P.S. Christopher Rice is the handsome son of Anne Rice of The Vampire Chronicles fame. Anne re-invented vampire fiction, then she found Jesus. Then she lost him a bit. She's going back to vampires. Jesus forgives.

•I WAS at a party for Barbara Walters recently and sitting down, as is my wont these days, I felt a warm hand on my shoulder. Looking up, I found my longtime friend, Fox News emperor Bill O'Reilly, standing there. If you can make O'Reilly laugh, you are really gifted, so I tried.

"Bill, what are you doing here?" (This man doesn't cotton to the aspiring social get together; he is serious!) I went on: "Are you researching for another of your smash hit books--Are you and Martin Dugard preparing "Killing Barbara Walters?" As usual, I failed to make O'Reilly laugh and he simply said, "Why are YOU here?"

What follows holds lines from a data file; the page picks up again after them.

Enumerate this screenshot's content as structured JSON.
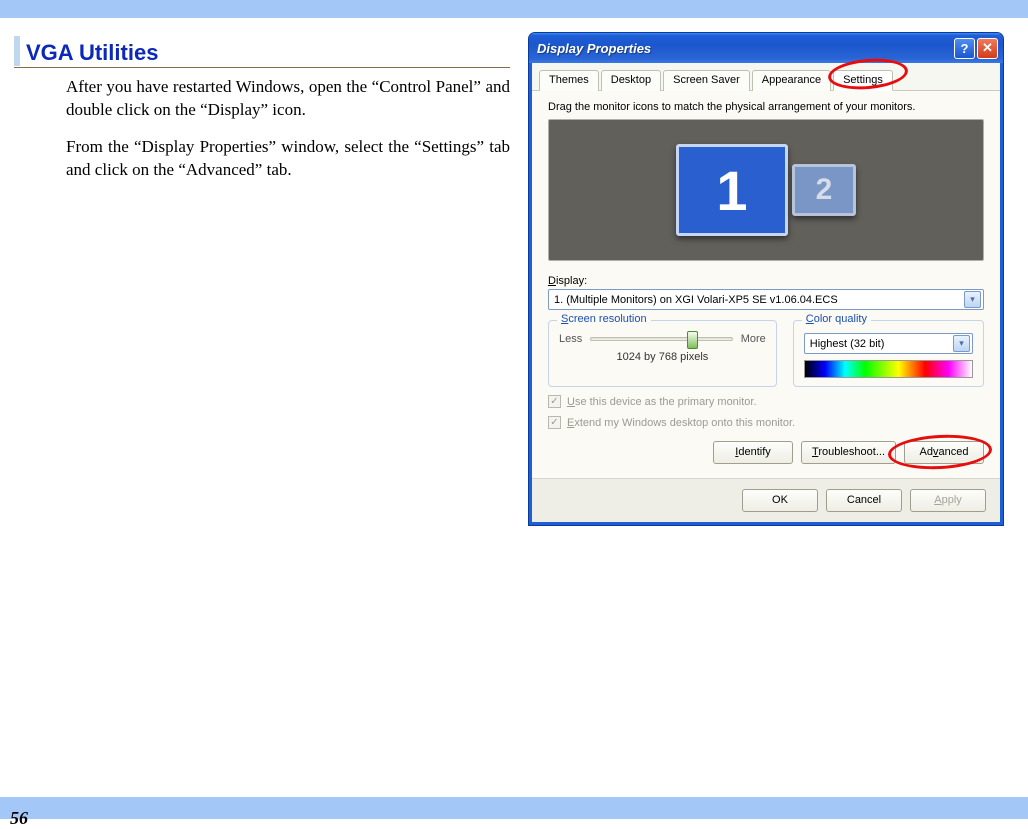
{
  "page": {
    "number": "56",
    "heading": "VGA Utilities",
    "paragraph1": "After you have restarted Windows, open the “Control Panel” and double click on the “Display” icon.",
    "paragraph2": "From the “Display Properties” window, select the “Settings” tab and click on the “Advanced” tab."
  },
  "dialog": {
    "title": "Display Properties",
    "help_label": "?",
    "close_label": "✕",
    "tabs": {
      "themes": "Themes",
      "desktop": "Desktop",
      "screensaver": "Screen Saver",
      "appearance": "Appearance",
      "settings": "Settings"
    },
    "instruction": "Drag the monitor icons to match the physical arrangement of your monitors.",
    "monitor1": "1",
    "monitor2": "2",
    "display_label": "Display:",
    "display_value": "1. (Multiple Monitors) on XGI Volari-XP5 SE  v1.06.04.ECS",
    "screen_res": {
      "title": "Screen resolution",
      "less": "Less",
      "more": "More",
      "value": "1024 by 768 pixels"
    },
    "color_quality": {
      "title": "Color quality",
      "value": "Highest (32 bit)"
    },
    "chk_primary": "Use this device as the primary monitor.",
    "chk_extend": "Extend my Windows desktop onto this monitor.",
    "buttons": {
      "identify": "Identify",
      "troubleshoot": "Troubleshoot...",
      "advanced": "Advanced",
      "ok": "OK",
      "cancel": "Cancel",
      "apply": "Apply"
    }
  }
}
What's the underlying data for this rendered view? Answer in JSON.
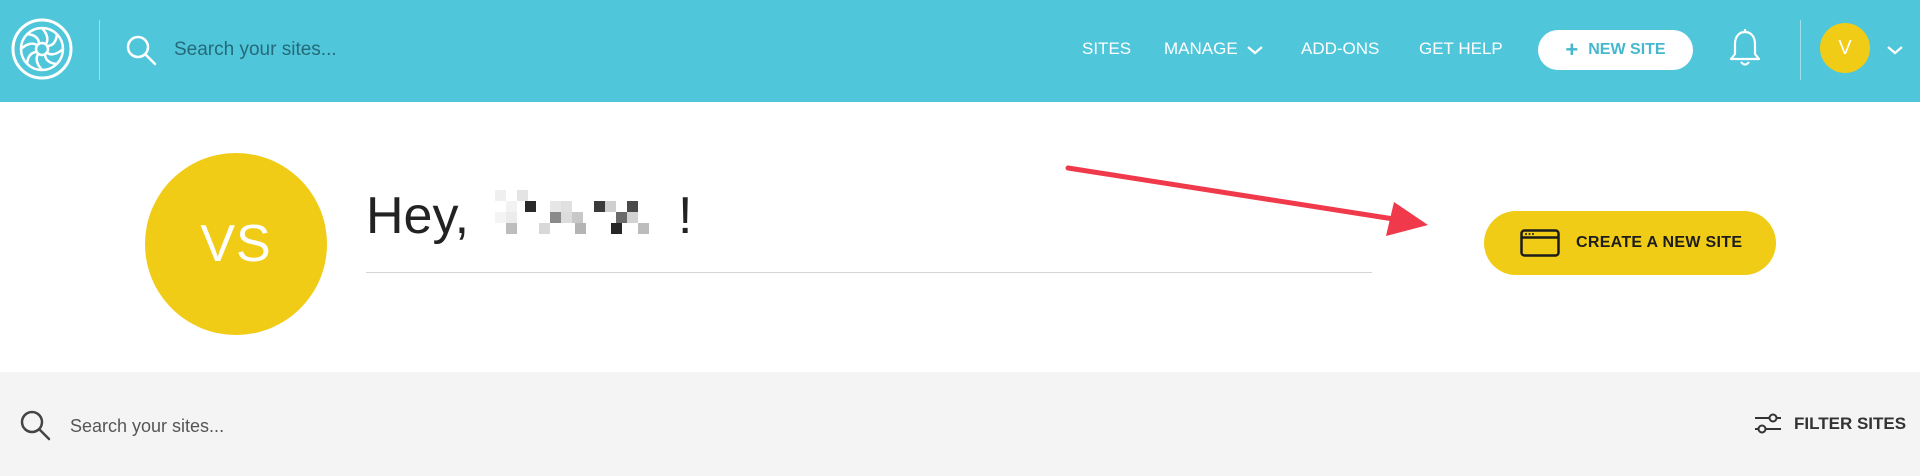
{
  "colors": {
    "topbar_bg": "#50c6db",
    "accent_yellow": "#f0cc16",
    "arrow_red": "#f0394a",
    "bottom_band_bg": "#f4f4f4"
  },
  "header": {
    "logo_icon": "flywheel-logo-icon",
    "search": {
      "icon": "search-icon",
      "placeholder": "Search your sites..."
    },
    "nav": {
      "sites": "SITES",
      "manage": "MANAGE",
      "addons": "ADD-ONS",
      "get_help": "GET HELP"
    },
    "new_site_button": {
      "icon": "plus-icon",
      "label": "NEW SITE"
    },
    "notifications_icon": "bell-icon",
    "user": {
      "initial": "V",
      "menu_icon": "chevron-down-icon"
    }
  },
  "greeting": {
    "avatar_initials": "VS",
    "prefix": "Hey,",
    "name_redacted_icon": "pixelated-redaction",
    "suffix": "!"
  },
  "create_button": {
    "icon": "browser-window-icon",
    "label": "CREATE A NEW SITE"
  },
  "annotation": {
    "arrow_icon": "red-arrow-annotation"
  },
  "sites_toolbar": {
    "search": {
      "icon": "search-icon",
      "placeholder": "Search your sites..."
    },
    "filter": {
      "icon": "sliders-icon",
      "label": "FILTER SITES"
    }
  }
}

Bill and I have known each other in New York since we were hard-working minor broadcast figures, young wannabes, or since Hector was a pup (before he got killed.)

He knows I have liked his best-selling "historical" works, including Killing Lincoln...Killing Kennedy...Killing Jesus. I have always kidded him that after Jesus, there is no one famous enough to kill. But, of course that was wrong. There are plenty of people.

•THERE is his new one, leading the multi-million best sellers list. It is Killing Patton and this time O'Reilly took on a favorite character of mine, the tempestuous war-loving dynamo General George S. Patton, who died before World War II quite ended. The authors claim his death is a mystery to be solved, probably not an accident. Well, I was late tagging onto this book for one reason or another and before I did, another friend of mine, Richard Çohen, was questioning why Killing Patton didn't deal with the General's anti-Semitism? (Patton was controversial even in his time, a hero or a devil, wanting to race to beat the Russians into Berlin, disregarding orders from on high, brutally meeting his death in an "accident.")

I have always loved reading about the General and his ups and downs. I loved the movie, too, with George C. Scott. Now there is an added mystery.

Join the world of readers and get this Henry Holt book.

Maybe that and all the money O'Reilly & Dugard are making (they alone among writers these days) will give us a breather before the authors "kill" again! Their success is a boost to writers and publishers everywhere.

When Bill O'Reilly read for Literacy Partners as a favor to Literacy and me, he was a really big draw.